Ah, semester has started, and with it comes the grind of studying for the big test, where callow highschoolers finally get to see if they can make it in the big leagues.
Here we see them in lecture:
Yes, football players go to lectures.
About football, as well as whatever other subjects they are taking.
The coach gets up there, talks about football and shit, and they all listen, and nod, and maybe take some notes, and check their cool pics on facebook, and text their friends, and nap… afterwards they go their separate ways back to their rooms and vegetate.
Then, y’know, they have a test, a practicum we’d call it, where they go out and do some football, show what they can do, properly proctored of course.
If they’re real swots, maybe they read the “playbook” the night before, or at least the parts they think will come up in the game, you know, try to figure out what “plays” the coach will call on them to show them during the test.
I mean there are way more plays in the lectures and book than could actually show up during the game, so focus on the ones that coach is likely to actually call.
But that is more or less what many physics students think they can do for a 30-45 lecture physics class – show up to lectures, take some notes, maybe read things over the night before, and then they are surprised and angry when they do badly in the test.
Now think about what football players actually do as part of their preparation to play.
First of all, they have to have general physical fitness – by itself that is not sufficient to play good football, but it is necessary. They have to have strength, speed, endurance, co-ordination, as a minimum. For some positions you need other general physical skills like catching or kicking.
For physics, the equivalent is mathematics – you need the mathematical training to begin doing physics, your arithmetic, algebra, geometry and calculus. You may also need other mathematical skills, like statistics or group theory, depending on what sort of physics you end up doing.
But, sitting through lectures and reading the book will still not let you play football at the college level, even if your general maths fitness level is excellent.
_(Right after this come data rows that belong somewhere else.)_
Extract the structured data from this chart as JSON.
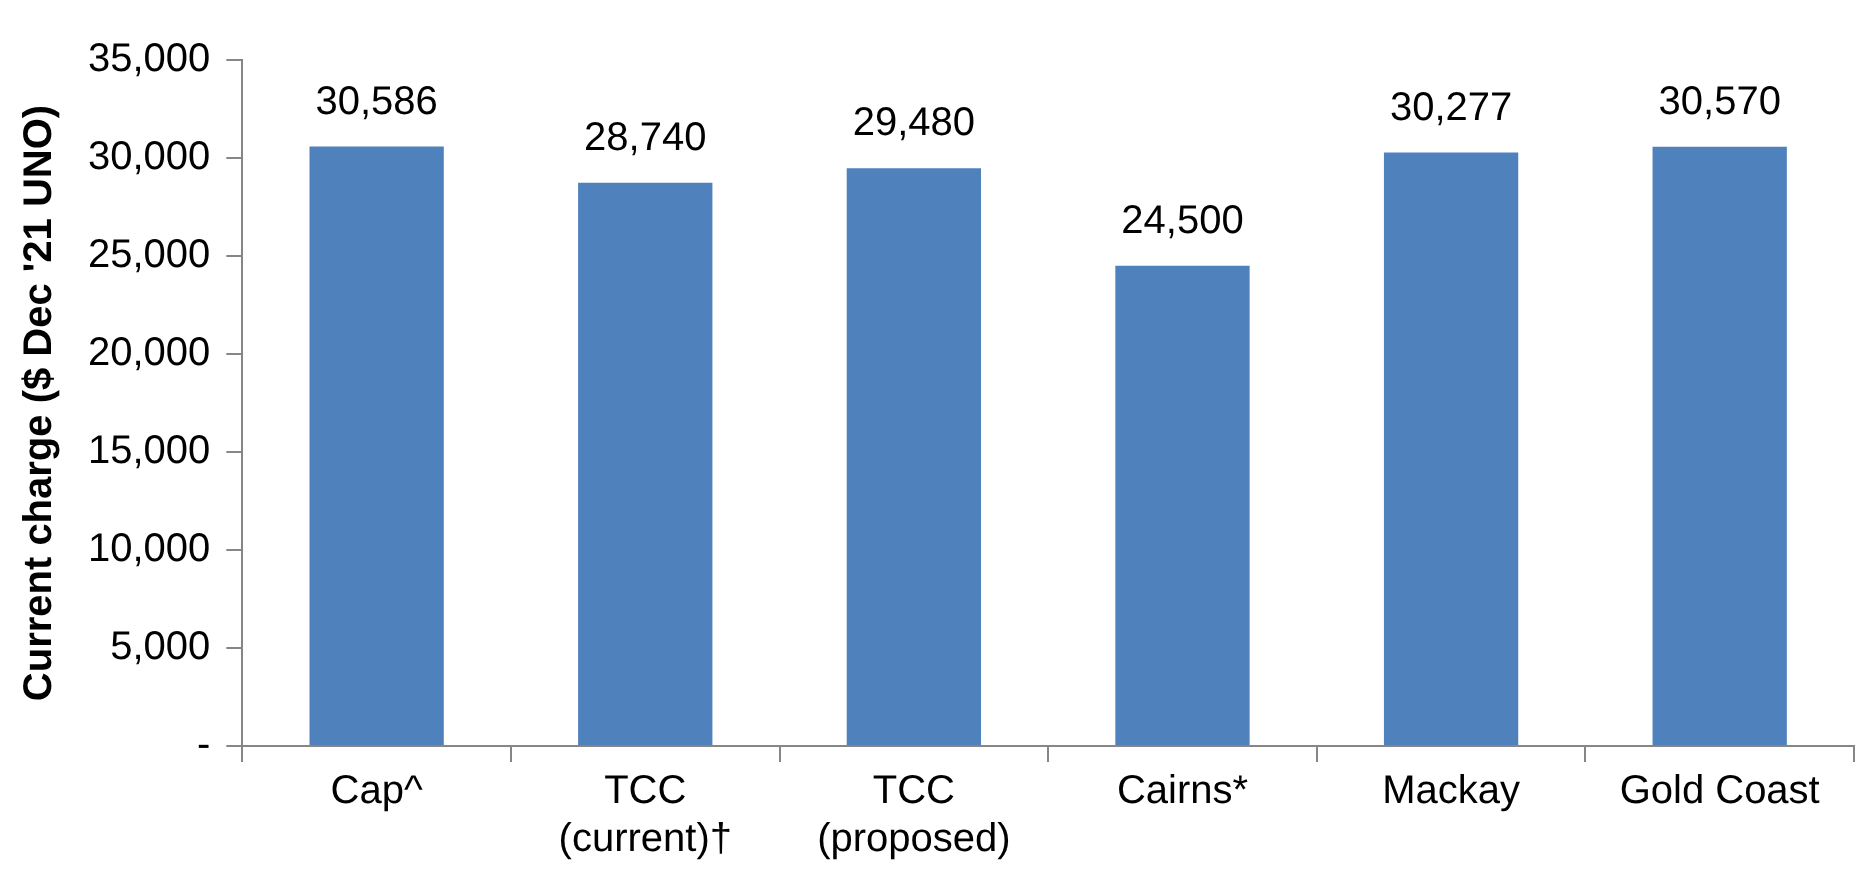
{
  "chart_data": {
    "type": "bar",
    "ylabel": "Current charge ($ Dec '21 UNO)",
    "categories": [
      "Cap^",
      "TCC\n(current)†",
      "TCC\n(proposed)",
      "Cairns*",
      "Mackay",
      "Gold Coast"
    ],
    "values": [
      30586,
      28740,
      29480,
      24500,
      30277,
      30570
    ],
    "color": "#4f81bd",
    "ylim": [
      0,
      35000
    ],
    "yticks": [
      {
        "value": 0,
        "label": "-"
      },
      {
        "value": 5000,
        "label": "5,000"
      },
      {
        "value": 10000,
        "label": "10,000"
      },
      {
        "value": 15000,
        "label": "15,000"
      },
      {
        "value": 20000,
        "label": "20,000"
      },
      {
        "value": 25000,
        "label": "25,000"
      },
      {
        "value": 30000,
        "label": "30,000"
      },
      {
        "value": 35000,
        "label": "35,000"
      }
    ],
    "value_labels": [
      "30,586",
      "28,740",
      "29,480",
      "24,500",
      "30,277",
      "30,570"
    ],
    "grid": false,
    "legend": false
  }
}
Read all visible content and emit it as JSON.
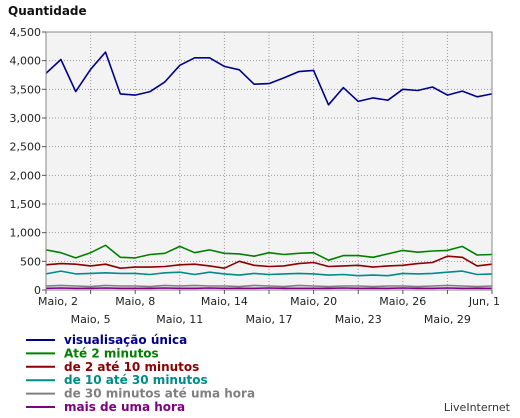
{
  "chart_data": {
    "type": "line",
    "ylabel": "Quantidade",
    "ylim": [
      0,
      4500
    ],
    "yticks": [
      "0",
      "500",
      "1,000",
      "1,500",
      "2,000",
      "2,500",
      "3,000",
      "3,500",
      "4,000",
      "4,500"
    ],
    "grid": true,
    "legend_position": "bottom-left",
    "watermark": "LiveInternet",
    "x_labels": [
      {
        "label": "Maio, 2",
        "row": 1
      },
      {
        "label": "Maio, 5",
        "row": 2
      },
      {
        "label": "Maio, 8",
        "row": 1
      },
      {
        "label": "Maio, 11",
        "row": 2
      },
      {
        "label": "Maio, 14",
        "row": 1
      },
      {
        "label": "Maio, 17",
        "row": 2
      },
      {
        "label": "Maio, 20",
        "row": 1
      },
      {
        "label": "Maio, 23",
        "row": 2
      },
      {
        "label": "Maio, 26",
        "row": 1
      },
      {
        "label": "Maio, 29",
        "row": 2
      },
      {
        "label": "Jun, 1",
        "row": 1
      }
    ],
    "series": [
      {
        "name": "visualisação única",
        "color": "#00008b",
        "values": [
          3780,
          4020,
          3460,
          3850,
          4150,
          3420,
          3400,
          3460,
          3630,
          3920,
          4050,
          4050,
          3900,
          3840,
          3590,
          3600,
          3700,
          3810,
          3830,
          3230,
          3530,
          3290,
          3350,
          3310,
          3500,
          3480,
          3540,
          3400,
          3470,
          3370,
          3420
        ]
      },
      {
        "name": "Até 2 minutos",
        "color": "#008000",
        "values": [
          700,
          650,
          560,
          650,
          780,
          570,
          560,
          620,
          640,
          760,
          650,
          700,
          640,
          630,
          590,
          650,
          620,
          640,
          650,
          520,
          600,
          600,
          570,
          630,
          690,
          660,
          680,
          690,
          760,
          610,
          620
        ]
      },
      {
        "name": "de 2 até 10 minutos",
        "color": "#8b0000",
        "values": [
          440,
          460,
          450,
          420,
          450,
          380,
          400,
          400,
          410,
          440,
          450,
          420,
          380,
          500,
          430,
          410,
          420,
          460,
          480,
          410,
          420,
          430,
          400,
          420,
          430,
          460,
          480,
          590,
          570,
          420,
          450
        ]
      },
      {
        "name": "de 10 até 30 minutos",
        "color": "#008b8b",
        "values": [
          280,
          330,
          280,
          290,
          300,
          290,
          290,
          270,
          300,
          310,
          270,
          310,
          280,
          260,
          290,
          270,
          280,
          290,
          280,
          260,
          270,
          250,
          260,
          250,
          290,
          280,
          290,
          310,
          330,
          270,
          280
        ]
      },
      {
        "name": "de 30 minutos até uma hora",
        "color": "#808080",
        "values": [
          70,
          80,
          70,
          60,
          80,
          70,
          70,
          60,
          80,
          70,
          80,
          70,
          70,
          60,
          80,
          70,
          60,
          80,
          70,
          60,
          70,
          70,
          60,
          70,
          70,
          60,
          70,
          80,
          70,
          60,
          70
        ]
      },
      {
        "name": "mais de uma hora",
        "color": "#800080",
        "values": [
          30,
          35,
          30,
          30,
          35,
          30,
          30,
          30,
          35,
          30,
          30,
          35,
          30,
          30,
          30,
          35,
          30,
          30,
          30,
          30,
          35,
          30,
          30,
          30,
          35,
          30,
          30,
          35,
          30,
          30,
          30
        ]
      }
    ]
  }
}
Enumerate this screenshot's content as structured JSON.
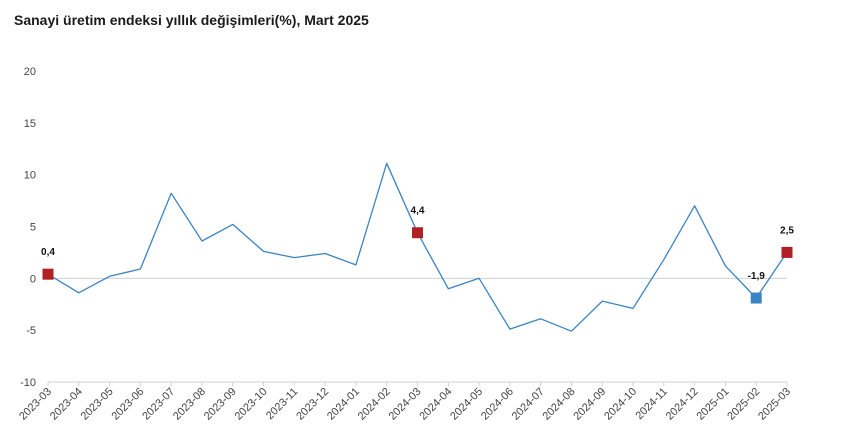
{
  "chart_data": {
    "type": "line",
    "title": "Sanayi üretim endeksi yıllık değişimleri(%), Mart 2025",
    "xlabel": "",
    "ylabel": "",
    "ylim": [
      -10,
      20
    ],
    "yticks": [
      "20",
      "15",
      "10",
      "5",
      "0",
      "-5",
      "-10"
    ],
    "ytick_values": [
      20,
      15,
      10,
      5,
      0,
      -5,
      -10
    ],
    "grid": false,
    "legend": "none",
    "categories": [
      "2023-03",
      "2023-04",
      "2023-05",
      "2023-06",
      "2023-07",
      "2023-08",
      "2023-09",
      "2023-10",
      "2023-11",
      "2023-12",
      "2024-01",
      "2024-02",
      "2024-03",
      "2024-04",
      "2024-05",
      "2024-06",
      "2024-07",
      "2024-08",
      "2024-09",
      "2024-10",
      "2024-11",
      "2024-12",
      "2025-01",
      "2025-02",
      "2025-03"
    ],
    "series": [
      {
        "values": [
          0.4,
          -1.4,
          0.2,
          0.9,
          8.2,
          3.6,
          5.2,
          2.6,
          2.0,
          2.4,
          1.3,
          11.1,
          4.4,
          -1.0,
          0.0,
          -4.9,
          -3.9,
          -5.1,
          -2.2,
          -2.9,
          1.8,
          7.0,
          1.2,
          -1.9,
          2.5
        ],
        "color": "#3b84c4"
      }
    ],
    "markers": [
      {
        "index": 0,
        "label": "0,4",
        "color": "#b21f24",
        "label_pos": "above"
      },
      {
        "index": 12,
        "label": "4,4",
        "color": "#b21f24",
        "label_pos": "above"
      },
      {
        "index": 23,
        "label": "-1,9",
        "color": "#3b84c4",
        "label_pos": "above"
      },
      {
        "index": 24,
        "label": "2,5",
        "color": "#b21f24",
        "label_pos": "above"
      }
    ],
    "axis_color": "#d0d0d0"
  }
}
You need to workout on your own, do homework where you practise your skills; you also need labs, where you run through the plays – actually doing the physics rather than hearing about it and reading about it.
But even that is not enough – you need to get some fellow physicists together and run through elements of the plays both with someone guiding you in structured sessions (coach, assistant, other player), and by getting some friends together and working through things together on your own.
To really do well though, even that is not enough, you have to like football, and incorporate it into your life: watch football, watch other college games, watch the pro football games, play football video games, and talk football with your friends.
Analyse how others play and find their errors, and what they do well.
Then you will do well in physics.
Seriously: we will no more do better educating physicists by changing lecture pedagogy than the football team would improve by having players break into small group discussion sessions during team meetings – not that that doesn’t help, a little bit, rather the main problems are the other off the field issues.
To do well you need the fitness – the mathematics to apply to physics; you need the repetition of homework, working through the concepts and tasks; you need the labs, where you actually do physics; you need to do work beyond the minimum assigned, where you set yourself tasks; most of all you need to interact with the other players, where you talk over the lecture, go over the book interactively, talk about the homework problems, the tests, the labs, and what else is going on in physics in the world.
The lecture provides the framework, it outlines the playbook, shows you some examples of what you are going to face, discusses the general concept and coaching philosophy – but it is not the primary means for delivering the detailed knowledge needed to actually do physics, to pass the test, that comes from repetition, hard work, and learning.